7. Right of objection
You have the right, for reasons arising from your particular situation, to object at any time to the processing of personal data concerning you, which is based on Art. 6 Par. 3 Satz 1 lit. DSGVO i.v.m. § 3 LDSG; this also applies to profiling based on these provisions.
The controller must cease processing your personal data unless they can demonstrate compelling legitimate grounds for the processing which override your interests, rights, and freedoms or the processing is necessary for the establishment, exercise, or defense of legal claims.
You have the right to object, without being subject to automated decision-making, to the processing of your personal data for profiling purposes or direct marketing. This right applies regardless of Directive 2002/58/EC and can be exercised through automated means using technical specifications.
8. Right to revoke the declaration of consent under data protection law
You have the right to revoke your declaration of consent under data protection law at any time. The revocation of the consent does not affect the legality of the processing carried out on the basis of the consent until the revocation.

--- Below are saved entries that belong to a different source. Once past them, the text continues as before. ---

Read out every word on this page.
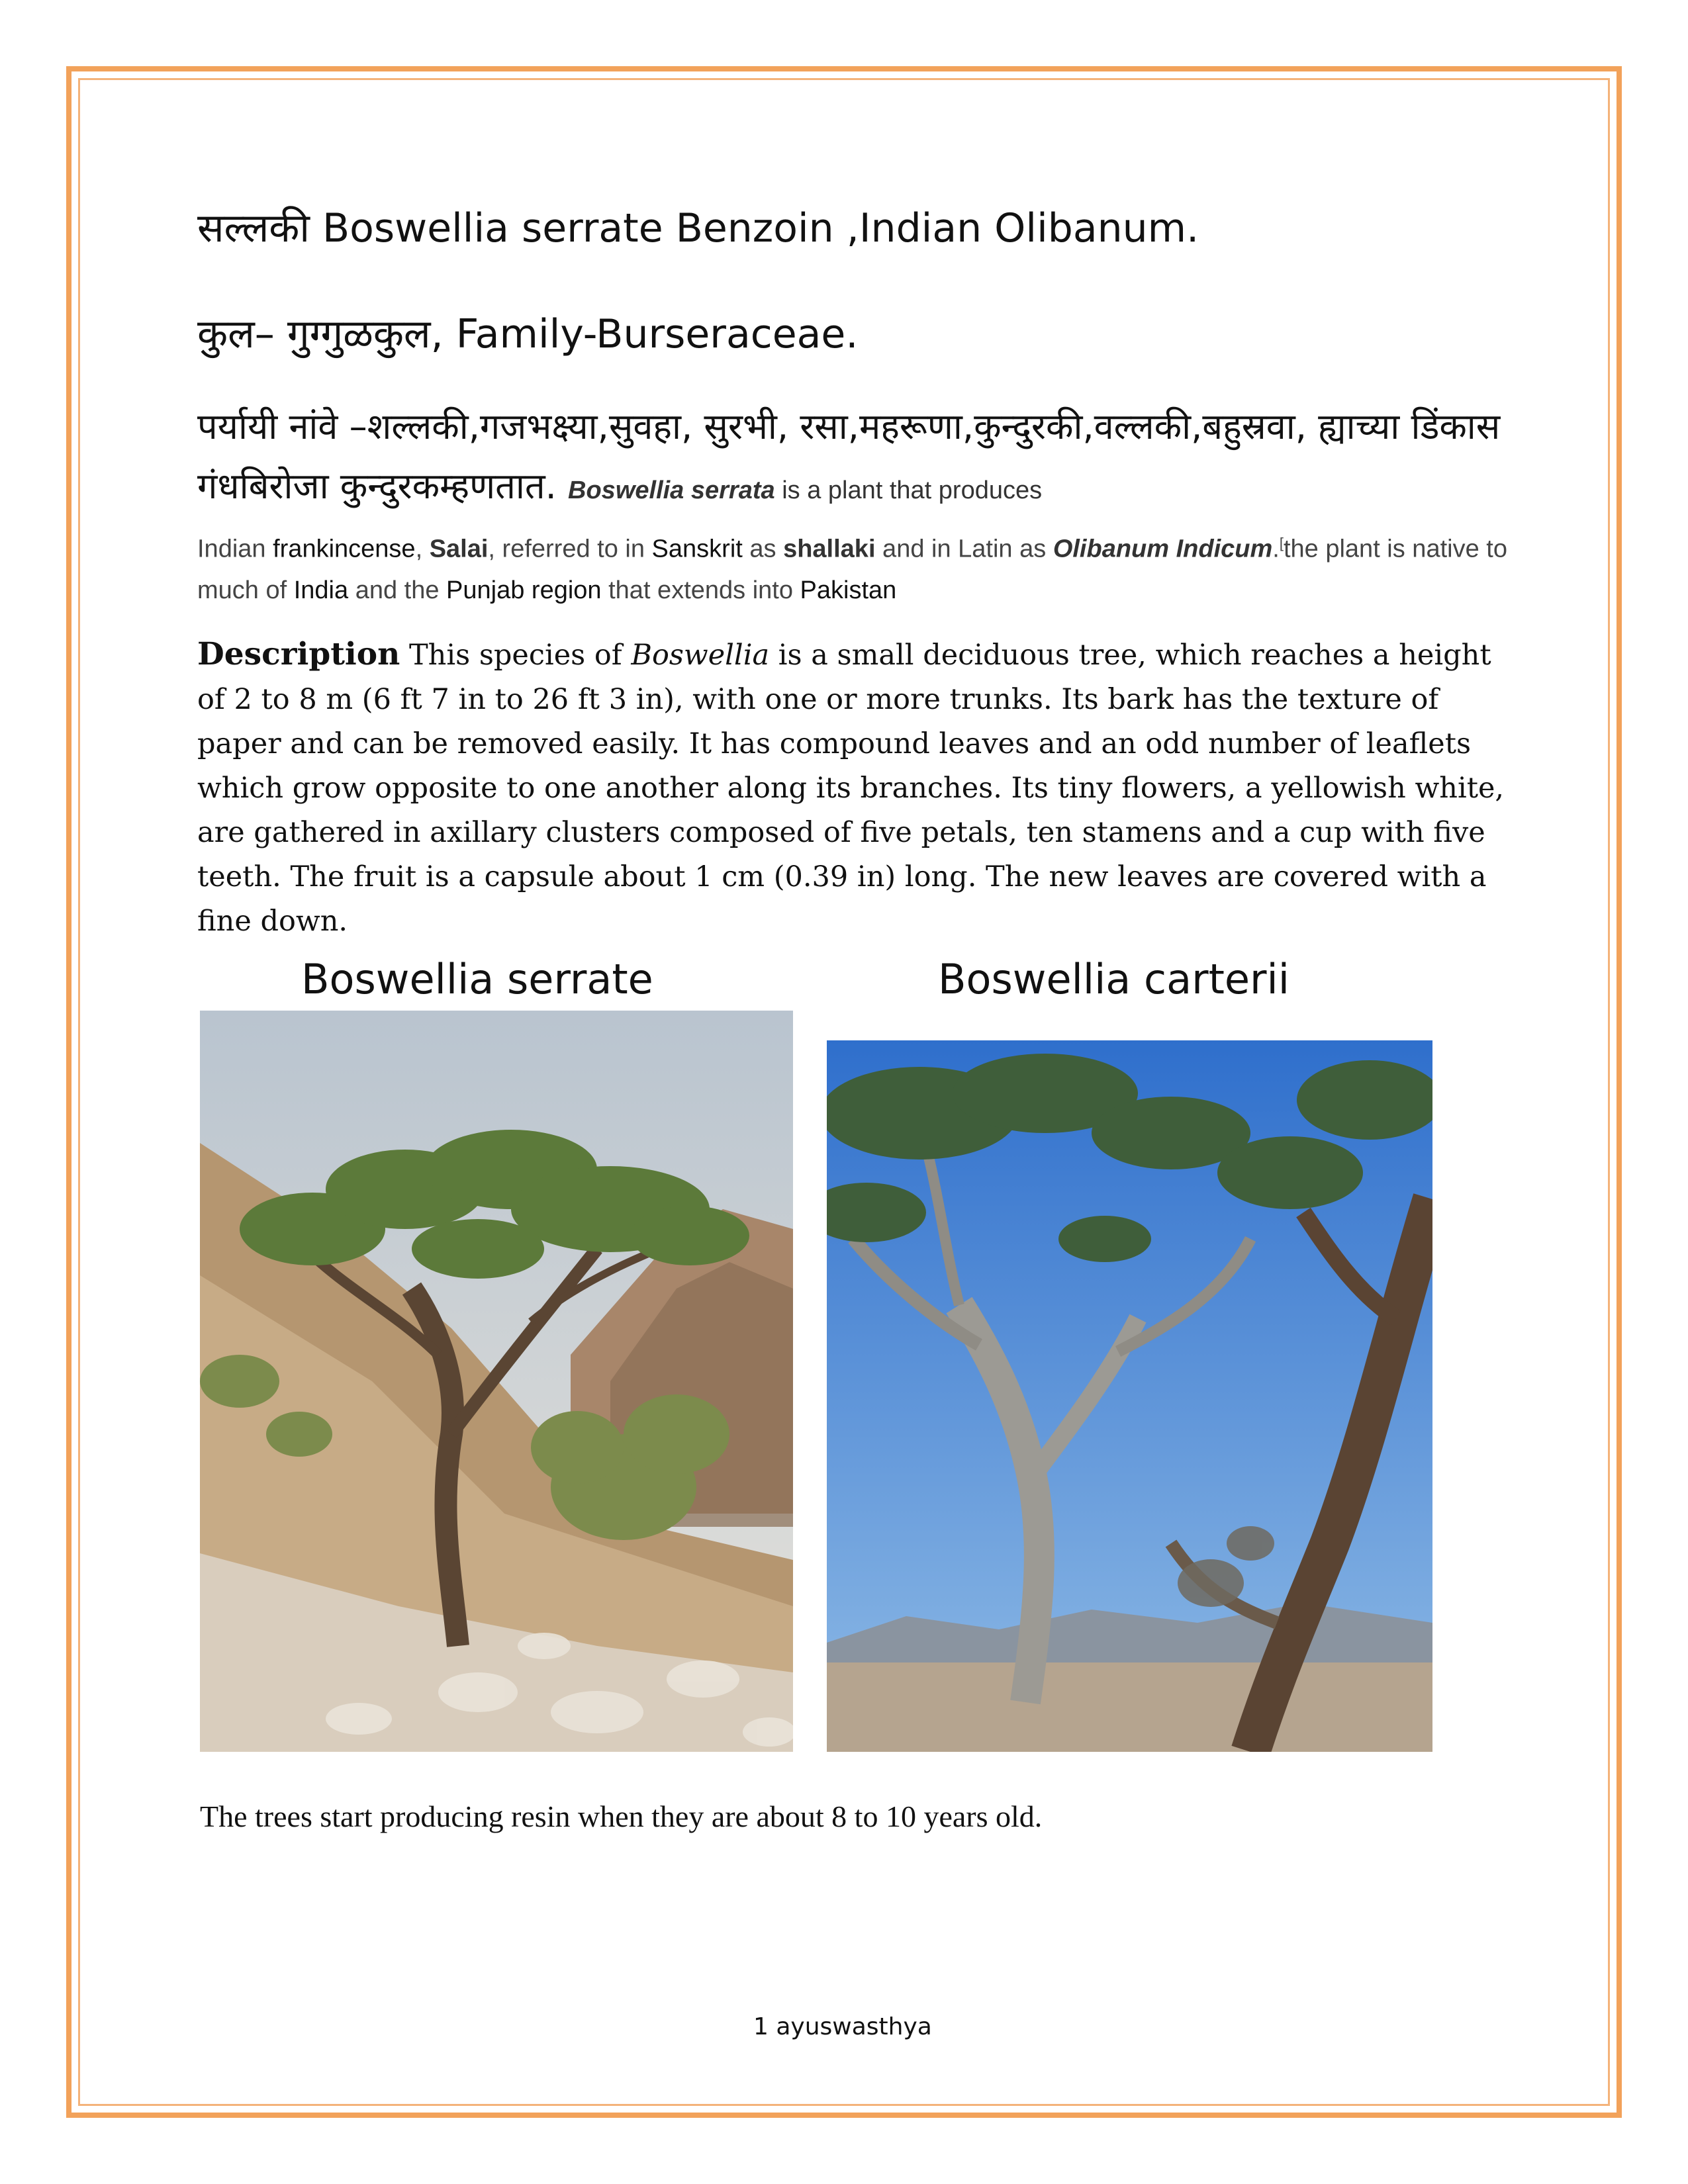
सल्लकी Boswellia serrate Benzoin ,Indian Olibanum.
कुल– गुग्गुळकुल, Family-Burseraceae.
पर्यायी नांवे –शल्लकी,गजभक्ष्या,सुवहा, सुरभी, रसा,महरूणा,कुन्दुरकी,वल्लकी,बहुस्रवा, ह्याच्या डिंकास गंधबिरोजा कुन्दुरकम्हणतात. Boswellia serrata is a plant that produces
Indian frankincense, Salai, referred to in Sanskrit as shallaki and in Latin as Olibanum Indicum.[the plant is native to much of India and the Punjab region that extends into Pakistan
Description This species of Boswellia is a small deciduous tree, which reaches a height of 2 to 8 m (6 ft 7 in to 26 ft 3 in), with one or more trunks. Its bark has the texture of paper and can be removed easily. It has compound leaves and an odd number of leaflets which grow opposite to one another along its branches. Its tiny flowers, a yellowish white, are gathered in axillary clusters composed of five petals, ten stamens and a cup with five teeth. The fruit is a capsule about 1 cm (0.39 in) long. The new leaves are covered with a fine down.
Boswellia serrate	Boswellia carterii
The trees start producing resin when they are about 8 to 10 years old.
1 ayuswasthya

9. Automated decision-making in individual cases, including profiling
You have the right to object to being subject to a decision that is based solely on automated processing, including profiling, and that has a legal effect on you or significantly affects you in a similar manner. This does not apply if the decision
(1) is necessary for the conclusion or performance of a contract between you and the person responsible,
(2) is permissible on the basis of Union or Member State legislation to which the controller is subject, and such legislation contains appropriate measures to safeguard your rights and freedoms and your legitimate interests, or
(3) with your express consent.
However, these decisions may not be based on special categories of personal data in accordance with Art. 9 Par. 1 DSGVO, unless Art. 9 Par. 2 lit. a or g DSGVO applies and appropriate measures have been taken to protect your rights and freedoms as well as your legitimate interests.

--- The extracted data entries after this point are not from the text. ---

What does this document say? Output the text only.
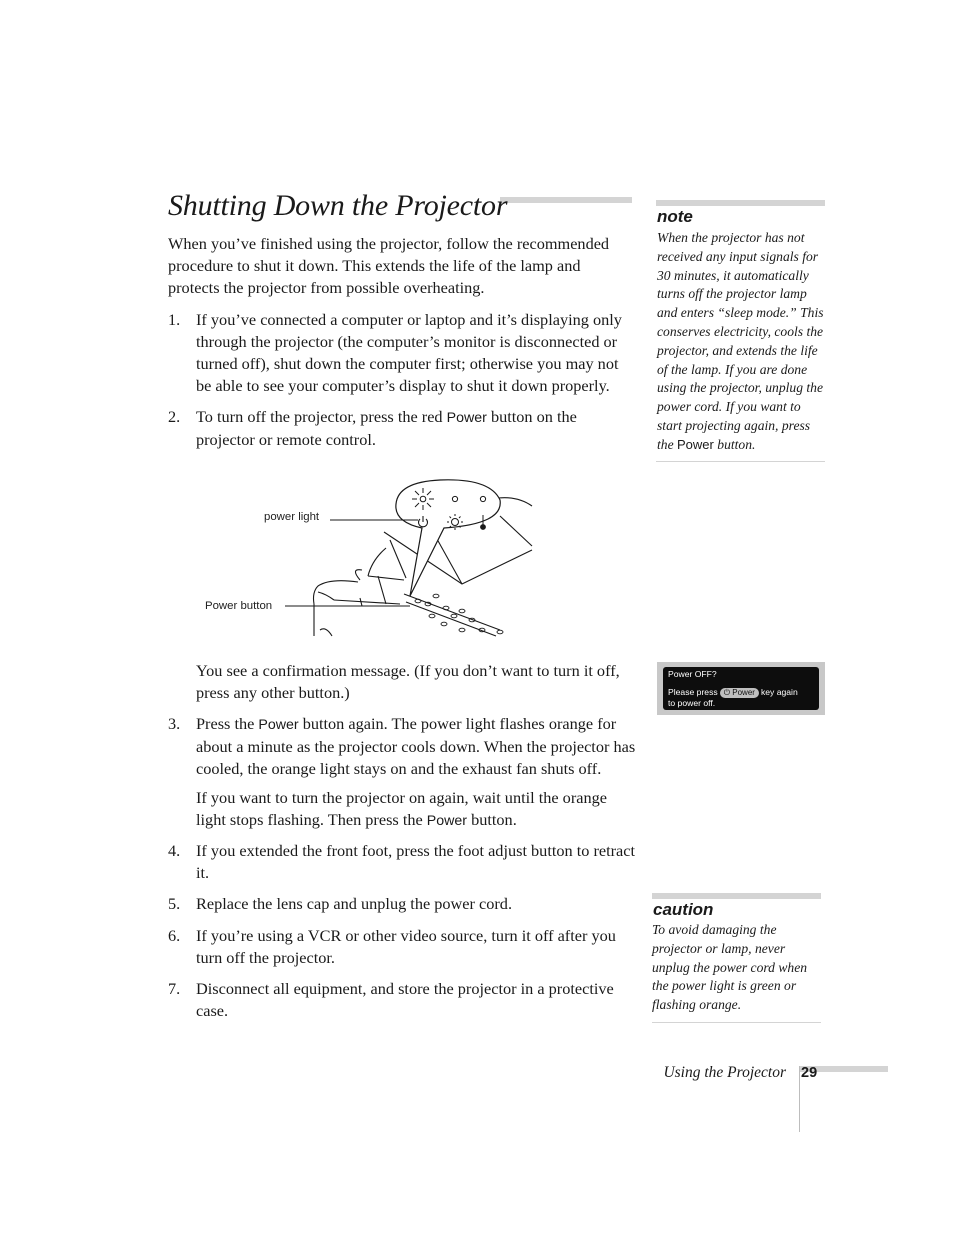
Shutting Down the Projector
When you’ve finished using the projector, follow the recommended procedure to shut it down. This extends the life of the lamp and protects the projector from possible overheating.
1. If you’ve connected a computer or laptop and it’s displaying only through the projector (the computer’s monitor is disconnected or turned off), shut down the computer first; otherwise you may not be able to see your computer’s display to shut it down properly.
2. To turn off the projector, press the red Power button on the projector or remote control.
power light
Power button
You see a confirmation message. (If you don’t want to turn it off, press any other button.)
3. Press the Power button again. The power light flashes orange for about a minute as the projector cools down. When the projector has cooled, the orange light stays on and the exhaust fan shuts off.
If you want to turn the projector on again, wait until the orange light stops flashing. Then press the Power button.
4. If you extended the front foot, press the foot adjust button to retract it.
5. Replace the lens cap and unplug the power cord.
6. If you’re using a VCR or other video source, turn it off after you turn off the projector.
7. Disconnect all equipment, and store the projector in a protective case.
note
When the projector has not received any input signals for 30 minutes, it automatically turns off the projector lamp and enters “sleep mode.” This conserves electricity, cools the projector, and extends the life of the lamp. If you are done using the projector, unplug the power cord. If you want to start projecting again, press the Power button.
Power OFF?
Please press ⏻ Power key again
to power off.
caution
To avoid damaging the projector or lamp, never unplug the power cord when the power light is green or flashing orange.
Using the Projector 29
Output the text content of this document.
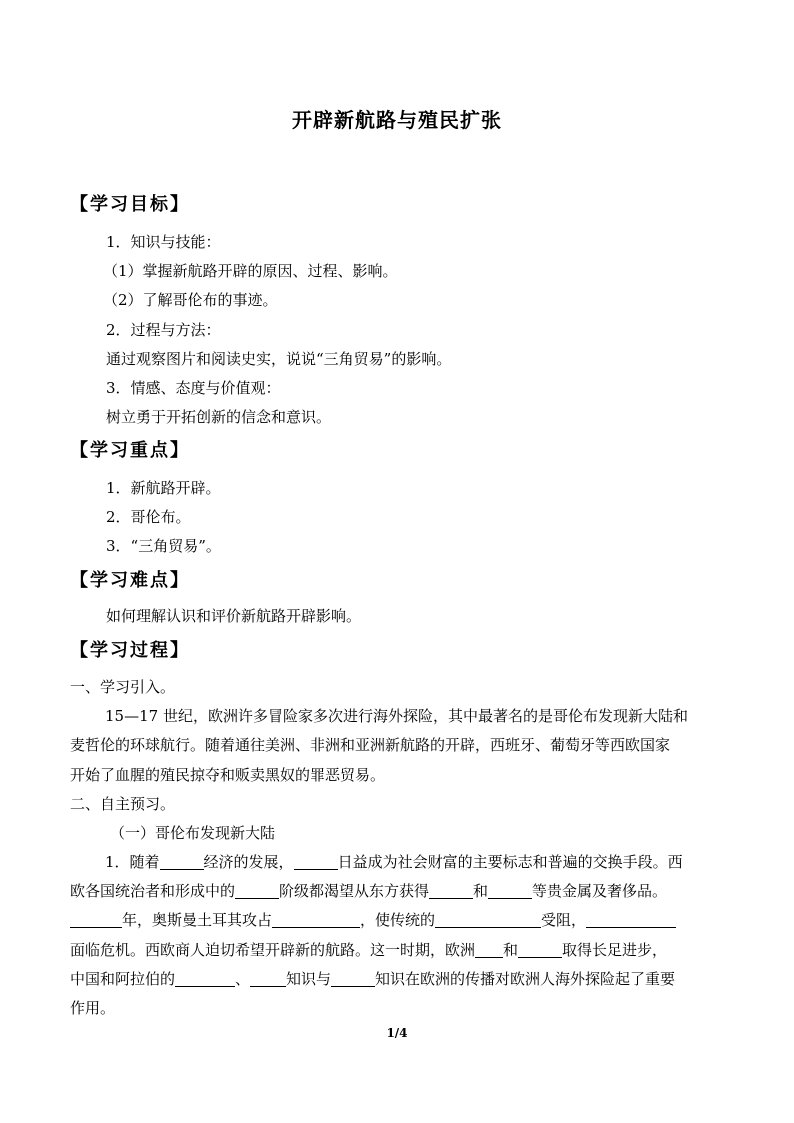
开辟新航路与殖民扩张
【学习目标】
1．知识与技能：
（1）掌握新航路开辟的原因、过程、影响。
（2）了解哥伦布的事迹。
2．过程与方法：
通过观察图片和阅读史实，说说“三角贸易”的影响。
3．情感、态度与价值观：
树立勇于开拓创新的信念和意识。
【学习重点】
1．新航路开辟。
2．哥伦布。
3．“三角贸易”。
【学习难点】
如何理解认识和评价新航路开辟影响。
【学习过程】
一、学习引入。
15—17 世纪，欧洲许多冒险家多次进行海外探险，其中最著名的是哥伦布发现新大陆和
麦哲伦的环球航行。随着通往美洲、非洲和亚洲新航路的开辟，西班牙、葡萄牙等西欧国家
开始了血腥的殖民掠夺和贩卖黑奴的罪恶贸易。
二、自主预习。
（一）哥伦布发现新大陆
1．随着	经济的发展，	日益成为社会财富的主要标志和普遍的交换手段。西
欧各国统治者和形成中的	阶级都渴望从东方获得	和	等贵金属及奢侈品。
年，奥斯曼土耳其攻占	，使传统的	受阻，
面临危机。西欧商人迫切希望开辟新的航路。这一时期，欧洲 和	取得长足进步，
中国和阿拉伯的	、 知识与	知识在欧洲的传播对欧洲人海外探险起了重要
作用。
1/4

The controller shall take appropriate measures to protect your rights, freedoms and legitimate interests, including, at a minimum, your right to obtain human intervention on the part of the controller, to express your point of view and to contest the decision, in cases mentioned in (1) and (3).
10. Right to lodge a complaint with a supervisory authority
You have the right to file a complaint with a supervisory authority, without prejudice to any other administrative or judicial remedy, especially in the Member State of your habitual residence, place of work or place of the alleged infringement, if you consider that the processing of personal data relating to you infringes the GDPR.
The supervisory authority responsible for handling the complaint must inform you about the progress and outcome of the complaint, including the option of seeking a judicial remedy under Art. 78 GDPR.